Public Art and Civic Identity at YSU
CUDC Quarterly 4:1 - Fall, 2004

Youngstown will always be a steel town at heart. The evidence is still to be seen in the hollows of the valley where now idle factories once rattled and hummed. Today, Youngstown State University is actively reshaping itself and in turn, reshaping the city. The role of the public artist in this process is to understand the city’s heritage and aspirations in creating tomorrow’s sites of memory and celebration.

In the YSU plan, public art comes in a wide variety of scales and genres: tremendous landscapes, narrative installations that recall history, as well as some more light-hearted but uplifting sculptural moments. While these installations serve to beautify the campus, they must serve to identify YSU as a catalyst of growth and a cultural anchor.

At the largest scale, expressive opportunities can be found in the landscape. The rolling hills of the Mahoning Valley afford striking views and overlooks. The YSU plan calls for opening up many view corridors across the valley, back to downtown, and down the avenues. Many of these views will be framed with evocative landscape treatments. One of the bigger moves is the opening of a view corridor connecting the cathedral and downtown to the south campus gateway.

Another opportunity is along 5th Avenue. A new median and lush landscape treatment acts to tame an unattractive fast food edge. As the roadway crowns at the stadium entry, a gateway and fountain mark a ritual beloved by Youngstowners – tailgating. In keeping with the spirit of the football fans, these interventions can be whimsical, even a bit overblown, precisely because people love their team and will take them to heart.


Above: a proposal for one of the campus entries off of Wick Avenue includes a median with a rown of steel trees and heraldic penguins anchoring ornamental plantings.

Right: Greg Moring’s gateway to the YSU Art Department’s sculpture studio.

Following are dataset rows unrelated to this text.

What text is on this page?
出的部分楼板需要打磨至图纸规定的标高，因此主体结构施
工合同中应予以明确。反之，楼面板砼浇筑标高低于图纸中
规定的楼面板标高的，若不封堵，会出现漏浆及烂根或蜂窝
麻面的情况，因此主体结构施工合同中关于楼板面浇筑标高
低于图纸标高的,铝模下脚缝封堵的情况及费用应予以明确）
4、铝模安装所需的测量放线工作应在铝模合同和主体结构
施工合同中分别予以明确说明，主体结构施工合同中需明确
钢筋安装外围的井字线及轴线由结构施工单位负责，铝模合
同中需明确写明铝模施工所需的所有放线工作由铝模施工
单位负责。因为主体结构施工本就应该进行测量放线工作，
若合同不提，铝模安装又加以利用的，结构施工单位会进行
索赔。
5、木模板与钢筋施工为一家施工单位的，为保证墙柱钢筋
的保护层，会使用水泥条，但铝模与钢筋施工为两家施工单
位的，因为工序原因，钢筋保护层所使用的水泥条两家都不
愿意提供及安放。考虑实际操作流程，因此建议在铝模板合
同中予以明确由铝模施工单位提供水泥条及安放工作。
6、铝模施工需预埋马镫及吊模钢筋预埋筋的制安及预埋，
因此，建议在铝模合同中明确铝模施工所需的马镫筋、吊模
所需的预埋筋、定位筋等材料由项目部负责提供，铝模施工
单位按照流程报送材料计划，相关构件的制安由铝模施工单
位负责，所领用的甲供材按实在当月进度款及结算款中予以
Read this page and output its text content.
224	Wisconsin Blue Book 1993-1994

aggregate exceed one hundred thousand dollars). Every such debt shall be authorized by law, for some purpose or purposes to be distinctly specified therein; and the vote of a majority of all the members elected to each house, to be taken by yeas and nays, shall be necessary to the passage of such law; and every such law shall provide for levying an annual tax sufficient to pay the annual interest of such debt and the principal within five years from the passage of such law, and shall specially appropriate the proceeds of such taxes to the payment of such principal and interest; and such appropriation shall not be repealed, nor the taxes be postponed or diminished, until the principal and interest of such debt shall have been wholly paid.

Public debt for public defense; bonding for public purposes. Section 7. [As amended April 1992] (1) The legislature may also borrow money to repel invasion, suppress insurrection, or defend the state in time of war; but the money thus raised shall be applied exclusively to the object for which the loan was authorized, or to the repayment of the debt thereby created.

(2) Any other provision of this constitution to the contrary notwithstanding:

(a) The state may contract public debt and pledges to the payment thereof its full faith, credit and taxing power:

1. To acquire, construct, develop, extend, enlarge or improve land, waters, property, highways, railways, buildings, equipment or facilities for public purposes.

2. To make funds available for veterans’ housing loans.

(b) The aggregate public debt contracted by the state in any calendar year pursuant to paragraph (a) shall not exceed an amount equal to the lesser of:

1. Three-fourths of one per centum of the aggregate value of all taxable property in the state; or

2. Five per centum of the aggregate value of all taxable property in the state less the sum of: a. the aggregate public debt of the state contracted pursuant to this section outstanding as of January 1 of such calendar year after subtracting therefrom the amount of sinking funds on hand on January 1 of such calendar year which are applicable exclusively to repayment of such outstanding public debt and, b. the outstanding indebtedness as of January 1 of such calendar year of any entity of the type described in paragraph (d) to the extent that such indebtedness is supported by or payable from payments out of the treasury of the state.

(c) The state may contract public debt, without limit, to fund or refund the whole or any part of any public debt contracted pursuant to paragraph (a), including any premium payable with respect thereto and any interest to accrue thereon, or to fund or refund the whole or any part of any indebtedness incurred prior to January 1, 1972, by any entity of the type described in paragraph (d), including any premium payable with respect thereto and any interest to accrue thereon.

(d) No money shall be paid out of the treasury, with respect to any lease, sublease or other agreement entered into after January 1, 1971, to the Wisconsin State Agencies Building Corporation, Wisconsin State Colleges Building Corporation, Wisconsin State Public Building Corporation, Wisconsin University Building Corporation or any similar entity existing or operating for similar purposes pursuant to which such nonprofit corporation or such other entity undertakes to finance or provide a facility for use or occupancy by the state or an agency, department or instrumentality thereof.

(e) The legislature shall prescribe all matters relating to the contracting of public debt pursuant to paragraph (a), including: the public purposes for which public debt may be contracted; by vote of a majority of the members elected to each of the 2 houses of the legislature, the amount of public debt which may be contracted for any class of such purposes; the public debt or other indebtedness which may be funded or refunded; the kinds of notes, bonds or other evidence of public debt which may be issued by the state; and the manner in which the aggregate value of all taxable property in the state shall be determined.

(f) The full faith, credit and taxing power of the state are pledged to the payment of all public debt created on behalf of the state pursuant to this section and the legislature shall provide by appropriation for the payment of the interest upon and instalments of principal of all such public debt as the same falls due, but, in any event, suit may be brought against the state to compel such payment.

The materials used in public art are loaded with memory and symbolic importance, and steel, of course, is the material of Youngstown. Several interpretive steel sculptures can be found throughout the campus. YSU art professor Greg Moring, who recently finished a lyrical steel gate for the sculpture facility, spoke to me of his narrative work and his intentions for an upcoming sabbatical. He hopes to elevate the presence of public art throughout the YSU campus. For him it is a delicate balance of understanding the cultural landscape and finding substantial means of celebrating, uplifting, creating hope and boosting pride. His imposing steel gate tells the story of laboring in the steel mills. The images are robust and elegant, confident and aspiring, and the community has responded well to them. More public art like this could make a great impression on the campus and the soul of the city.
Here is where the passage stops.